Esta obra é tanto mais importante quanto é certo que, depois de consultarmos o que nos foi possível sobre a história da artilharia portuguesa, verificámos não haver tradição de inventos portugueses nesta matéria nem tão pouco tradição de escola, o que nos aumentou o incentivo para a divulgação deste manuscrito.

De facto, até ao século 18, o conhecimento científico da artilharia em Portugal fez-se através de obras manuscritas e impressas de autores estrangeiros. A Arma de Artilharia portuguesa teve no Conde de Lippe

um grande mestre que fundou quatro escolas nos quatro Regimentos de Artilharia existentes na sua época, mas os mestres continuavam a ser estrangeiros na sua quase totalidade.
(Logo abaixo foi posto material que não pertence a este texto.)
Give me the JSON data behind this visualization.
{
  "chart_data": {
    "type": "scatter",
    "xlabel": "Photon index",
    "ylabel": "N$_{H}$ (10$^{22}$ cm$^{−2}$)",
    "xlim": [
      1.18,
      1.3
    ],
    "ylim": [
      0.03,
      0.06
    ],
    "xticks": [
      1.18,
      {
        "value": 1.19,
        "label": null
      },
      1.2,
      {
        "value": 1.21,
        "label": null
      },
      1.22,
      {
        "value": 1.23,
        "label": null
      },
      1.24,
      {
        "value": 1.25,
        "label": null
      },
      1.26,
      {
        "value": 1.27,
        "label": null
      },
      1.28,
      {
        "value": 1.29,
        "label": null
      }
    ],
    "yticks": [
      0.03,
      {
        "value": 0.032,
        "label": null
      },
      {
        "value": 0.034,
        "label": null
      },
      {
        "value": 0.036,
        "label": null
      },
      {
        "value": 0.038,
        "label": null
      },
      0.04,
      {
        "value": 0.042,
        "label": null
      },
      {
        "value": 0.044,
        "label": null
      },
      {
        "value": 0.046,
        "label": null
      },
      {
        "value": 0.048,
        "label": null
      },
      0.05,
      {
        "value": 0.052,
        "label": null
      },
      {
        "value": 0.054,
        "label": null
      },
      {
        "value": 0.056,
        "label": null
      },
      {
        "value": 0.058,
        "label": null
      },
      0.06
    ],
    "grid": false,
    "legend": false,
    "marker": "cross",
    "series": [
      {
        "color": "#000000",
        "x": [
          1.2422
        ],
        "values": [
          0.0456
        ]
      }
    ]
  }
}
Apesar deste desenvolvimento, só no terceiro quartel do século 18 a artilharia portuguesa acompanhava muito de perto, na formação do seu pessoal, a francesa, que tinha então na Europa, a proeminência. Mas é tembém neste século que se assiste à decadência das Escolas Regimentais para dar lugar à formação científica dada pela Faculdade de Matemática da Universidade de Coimbra e pela Academia Real da Marinha com o seu curso de matemática para engenheiros e artilheiros, que vão reorganizar os Regimentos de Artilharia com toda uma hierarquia e uma carreira específica.

Até setecentos não havia uma distinção entre artilheiros de mar e de terra. Só com a criação do Regimento de Artilharia da Marinha, o qual pertencia Jerônimo José Nogueira de Andrade, houve uma definição dos serviços de artilharia no mar e nas fortalezas marítimas.

Ora na verdade e atendendo às circunstâncias antecedentes, este oficial superior, especialista na Arma de Artilharia Marítima, deu um extraordinário contributo para o desenvolvimento da balística, para além de colocar a Nação Portuguesa num plano pioneiro nesta matéria.


Informações recolhidas em:

ANDRADE, Maria Fernanda Macedo Nogueira de (1990) -  Jerónimo José Nogueira de Andrade, militar e inventor português do séc. XVIII. Faculdade de Ciências Sociais e Humanas, Universidade Nova de Lisboa, nº 5, Lisboa.